TransportType: intrasite RPC
ReplicatesNC: DC=bear,DC=local
ReplicatesNC: CN=Configuration,DC=bear,DC=local
ReplicatesNC: CN=Schema,CN=Configuration,DC=bear,DC=local
Translation: NYC-DC01 is desperately trying to replicate with a server that no longer exists, failing every few minutes.
Execute : Recovery Plan
Even though you cleaned up the metadata from London (the PDC Emulator), you need to also run the cleanup locally from the surviving server in New York.
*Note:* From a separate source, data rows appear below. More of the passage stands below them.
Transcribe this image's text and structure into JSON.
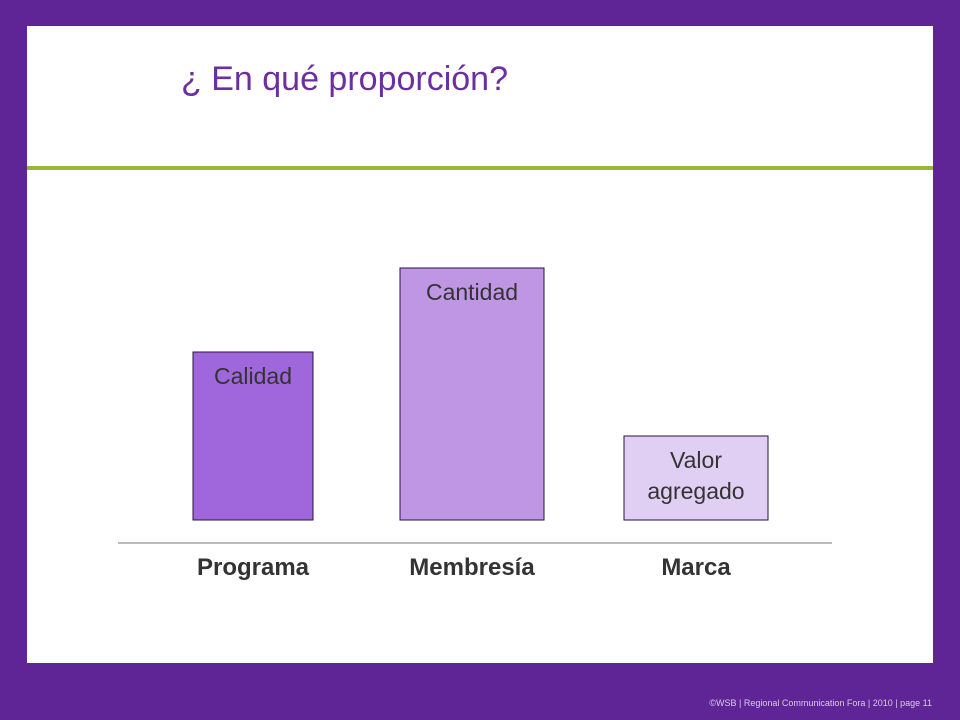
{
  "slide": {
    "title": "¿ En qué proporción?",
    "footer": "©WSB  | Regional Communication Fora | 2010 |  page 11"
  },
  "colors": {
    "frame": "#5f2597",
    "title": "#6b2fa0",
    "divider": "#9bb53a",
    "bar_programa": "#a066dc",
    "bar_membresia": "#bf96e4",
    "bar_marca": "#e0cff3"
  },
  "chart_data": {
    "type": "bar",
    "categories": [
      "Programa",
      "Membresía",
      "Marca"
    ],
    "values": [
      2,
      3,
      1
    ],
    "bar_labels": [
      [
        "Calidad"
      ],
      [
        "Cantidad"
      ],
      [
        "Valor",
        "agregado"
      ]
    ],
    "title": "",
    "xlabel": "",
    "ylabel": "",
    "ylim": [
      0,
      3.3
    ],
    "grid": false
  }
}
Each domain controller maintains its own view of the directory, and local cleanup ensures the surviving DC gets the message.
Phase 1: Local Metadata Cleanup
Run metadata cleanup from the surviving NYC server:
ntdsutil
metadata cleanup
connections
connect to server NYC-DC01
quit
select operation target
list sites
select site 0 (New York site)
list servers in site
select server NYC-DC02
remove selected server
quit
quit
Phase 2: Remove Broken Connection Objects
Check current connections:
repadmin /showconn NYC-DC01
If you still see connections to the dead server, remove them:
repadmin /delete CN=NTDS Settings,CN=NYC-DC01,CN=Servers,CN=New York,CN=Sites,CN=Configuration,DC=bear,DC=local CN=NTDS Settings,CN=NYC-DC02,CN=Servers,CN=New York,CN=Sites,CN=Configuration,DC=bear,DC=local
Phase 3: Rebuild Replication Topology
Force the Knowledge Consistency Checker to rebuild:
repadmin /kcc NYC-DC01
Force immediate replication with other sites:
repadmin /syncall NYC-DC01 /AeD
Verify replication health:
repadmin /replsummary
repadmin /showrepl NYC-DC01
The Key Lessons
- Metadata cleanup from a remote site (like London) updates the global directory but doesn't immediately fix local connection objects
- Connection objects are sticky - they don't automatically disappear when a server is removed
- Local directory views can become inconsistent with the global view
The Critical Mistake
I would appear that sometimes people think that cleaning up metadata from the PDC Emulator is sufficient. It's not. You must also run cleanup from the surviving domain controllers that were directly replicating with the dead server, or in this case perform it again on the orphaned server.
Conclusion
Removing a domain controller is a two-step process:
- Global cleanup from the PDC Emulator (what you did from London)
- Local cleanup from surviving DCs that were replicating with the dead server
Don't let a dead server continue to haunt your Active Directory environment. Clean up locally, rebuild the connections, and restore proper replication flow.